I'm sorry to hear that  :Frown: . 

A good thing to do is go to the reptile shows. It gives you a chance to speak with the breeders and choose which frog(s) are best for you. 

In the spring a few if us moderators and members will be going to the show in White Plains and the one in Hamburg, PA. Feel free to join us.

----------


## exoticleps

Thanks, I have family in Hamburg and plan on attending the feb 22nd show. Its amazing how quickly reptilestogo has responded now that I opened a claim against them on paypal. Why does it take a frozen paypal account to get someones attention?! I guess my $120 worth of business wasn't enough for him. Now he lost my future business a possibly others business from folks here.

----------


## Lynn

Over the summer, I had decided to search for a _sexed_ pair of pumilio.
I was going back and forth for a month or so,  between 3 breeders ( all of whom have excellent reputations)
ALL were responsive and engaged every question I had, even AFTER not getting the sale.

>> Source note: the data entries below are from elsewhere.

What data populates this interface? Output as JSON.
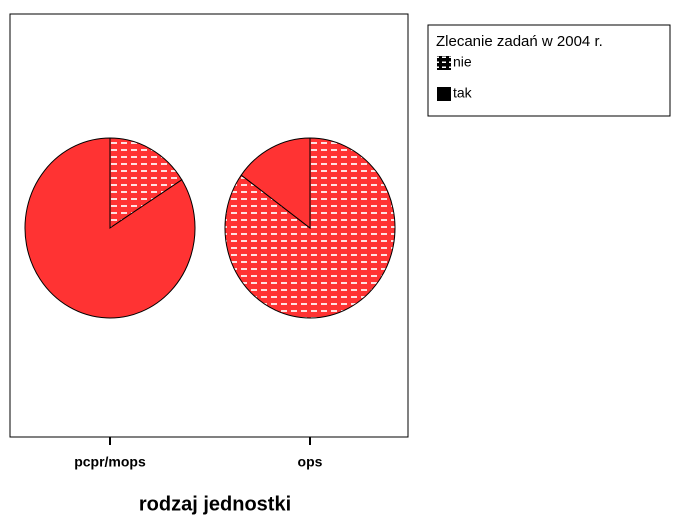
{
  "chart_data": {
    "type": "pie",
    "legend_title": "Zlecanie zadań w 2004 r.",
    "x_label": "rodzaj jednostki",
    "categories": [
      "pcpr/mops",
      "ops"
    ],
    "series": [
      {
        "name": "nie",
        "color": "#ff3333",
        "pattern": true,
        "values": [
          16,
          85
        ]
      },
      {
        "name": "tak",
        "color": "#ff3333",
        "pattern": false,
        "values": [
          84,
          15
        ]
      }
    ],
    "legend": "top-right"
  }
}
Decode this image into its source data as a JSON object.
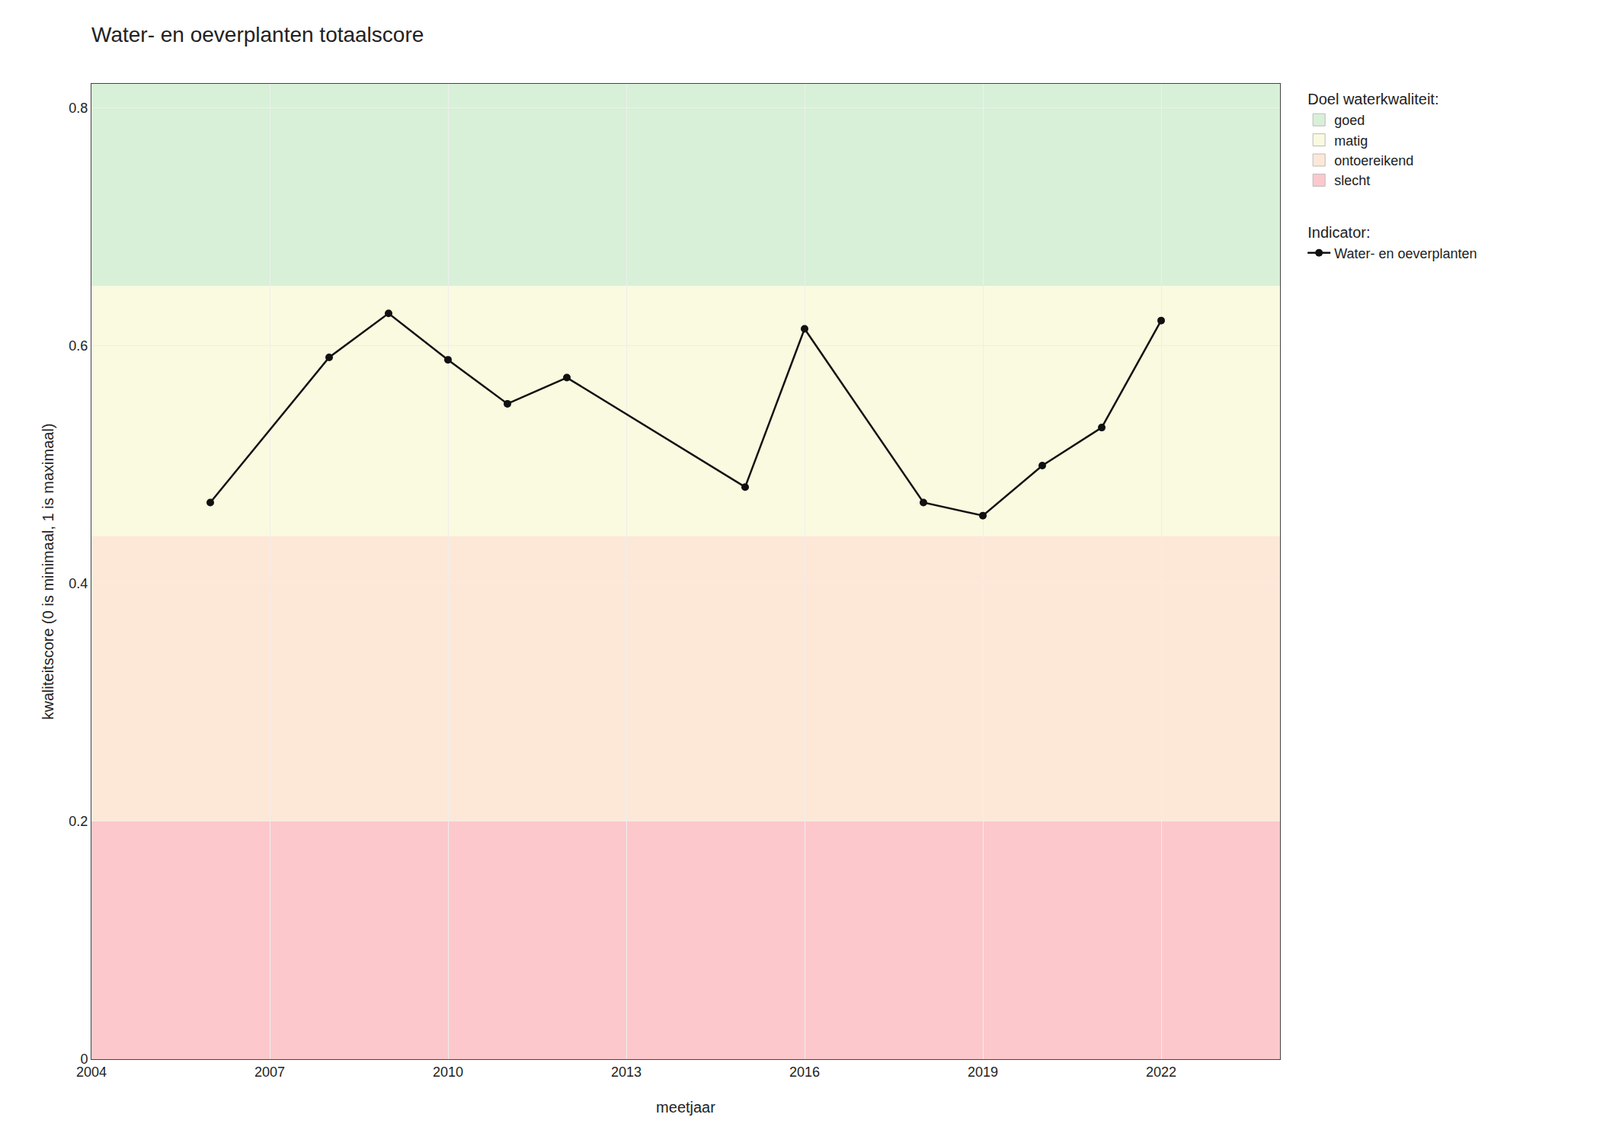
{
  "chart_data": {
    "type": "line",
    "title": "Water- en oeverplanten totaalscore",
    "x_label": "meetjaar",
    "y_label": "kwaliteitscore (0 is minimaal, 1 is maximaal)",
    "x": [
      2006,
      2008,
      2009,
      2010,
      2011,
      2012,
      2015,
      2016,
      2018,
      2019,
      2020,
      2021,
      2022
    ],
    "series": [
      {
        "name": "Water- en oeverplanten",
        "legend_title": "Indicator:",
        "color": "#111111",
        "marker": "circle",
        "line_style": "solid",
        "values": [
          0.468,
          0.59,
          0.627,
          0.588,
          0.551,
          0.573,
          0.481,
          0.614,
          0.468,
          0.457,
          0.499,
          0.531,
          0.621
        ]
      }
    ],
    "xlim": [
      2004,
      2024
    ],
    "ylim": [
      0.0,
      0.82
    ],
    "xticks": [
      2004,
      2007,
      2010,
      2013,
      2016,
      2019,
      2022
    ],
    "yticks": [
      0.0,
      0.2,
      0.4,
      0.6,
      0.8
    ],
    "grid": true,
    "legend": "right",
    "zones": {
      "title": "Doel waterkwaliteit:",
      "bands": [
        {
          "ymin": 0.0,
          "ymax": 0.2,
          "color": "#fcc8cc",
          "label": "slecht"
        },
        {
          "ymin": 0.2,
          "ymax": 0.44,
          "color": "#fde8d8",
          "label": "ontoereikend"
        },
        {
          "ymin": 0.44,
          "ymax": 0.65,
          "color": "#fafae0",
          "label": "matig"
        },
        {
          "ymin": 0.65,
          "ymax": 0.82,
          "color": "#d8f0d8",
          "label": "goed"
        }
      ]
    }
  }
}
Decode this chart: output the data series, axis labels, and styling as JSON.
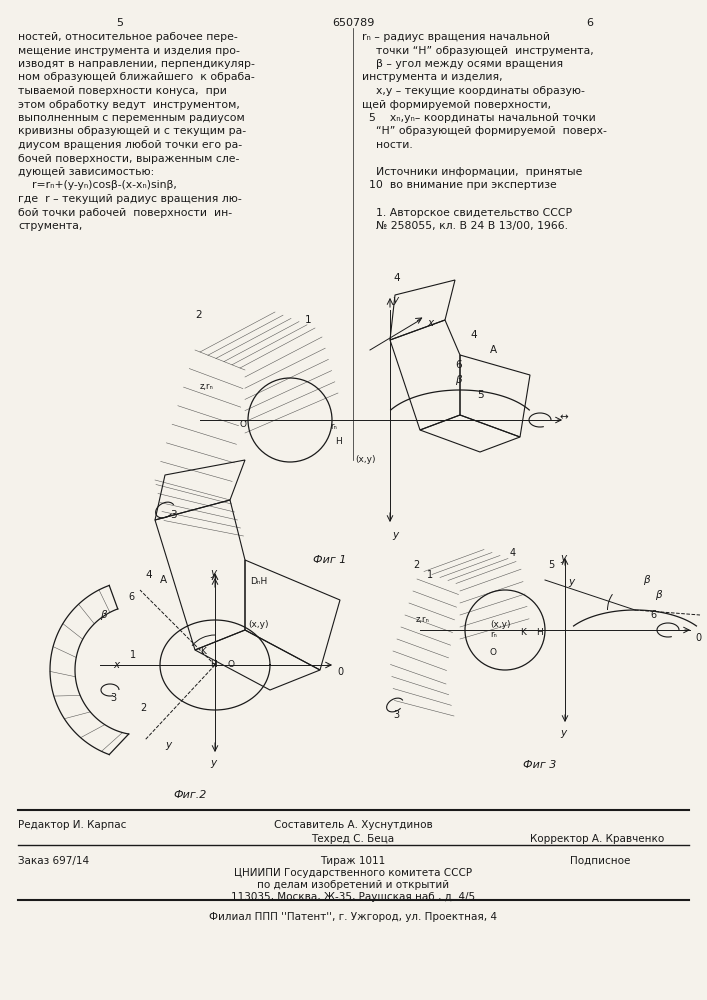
{
  "bg_color": "#f5f2eb",
  "page_number_left": "5",
  "page_number_center": "650789",
  "page_number_right": "6",
  "left_col_text": [
    "ностей, относительное рабочее пере-",
    "мещение инструмента и изделия про-",
    "изводят в направлении, перпендикуляр-",
    "ном образующей ближайшего  к обраба-",
    "тываемой поверхности конуса,  при",
    "этом обработку ведут  инструментом,",
    "выполненным с переменным радиусом",
    "кривизны образующей и с текущим ра-",
    "диусом вращения любой точки его ра-",
    "бочей поверхности, выраженным сле-",
    "дующей зависимостью:",
    "    r=rₙ+(y-yₙ)cosβ-(x-xₙ)sinβ,",
    "где  r – текущий радиус вращения лю-",
    "бой точки рабочей  поверхности  ин-",
    "струмента,"
  ],
  "right_col_text": [
    "rₙ – радиус вращения начальной",
    "    точки “Н” образующей  инструмента,",
    "    β – угол между осями вращения",
    "инструмента и изделия,",
    "    х,у – текущие координаты образую-",
    "щей формируемой поверхности,",
    "  5    хₙ,уₙ– координаты начальной точки",
    "    “Н” образующей формируемой  поверх-",
    "    ности.",
    "",
    "    Источники информации,  принятые",
    "  10  во внимание при экспертизе",
    "",
    "    1. Авторское свидетельство СССР",
    "    № 258055, кл. В 24 В 13/00, 1966."
  ],
  "fig1_caption": "Фиг 1",
  "fig2_caption": "Фиг.2",
  "fig3_caption": "Фиг 3",
  "footer_line1_left": "Редактор И. Карпас",
  "footer_line1_center": "Составитель А. Хуснутдинов",
  "footer_line1_right": "",
  "footer_line2_left": "",
  "footer_line2_center": "Техред С. Беца",
  "footer_line2_right": "Корректор А. Кравченко",
  "footer_line3_left": "Заказ 697/14",
  "footer_line3_center": "Тираж 1011",
  "footer_line3_right": "Подписное",
  "footer_line4": "ЦНИИПИ Государственного комитета СССР",
  "footer_line5": "по делам изобретений и открытий",
  "footer_line6": "113035, Москва, Ж-35, Раушская наб., д. 4/5",
  "footer_line7": "Филиал ППП ''Патент'', г. Ужгород, ул. Проектная, 4",
  "text_color": "#1a1a1a",
  "line_color": "#1a1a1a"
}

A good breeder, a caring breeder, will take a _protective_ approach to the sale of their frogs.

A reputable breeder will be asking---- the BUYER ----the questions. 
They are truly interested in where their frogs are going  :Smile: 

If you ordered a 'live' animal cancel- if possible ?
It's going to be cold the rest of this week! This just makes delivery ( not impossible if done right) but more difficult.

ALWAYS have a live animal shipped- overnight- to your nearest FedEx hub so you can get there in the AM to pick it up personally.

Heath is right---you will really enjoy the Hamburg show.

HAMBURG - Hamburg Reptile Show | Northwestern Berks Reptile Show

You can contact most of the vendors ahead of time to make arrangements/ put a hold on your 'frog'.
You'll have plenty of time to prepare a _proper ride home_, etc.

Just wondering ....what kind of frog are you looking for ? Heather and I may be able to help you out w/ breeder info?

Best, Lynn

----------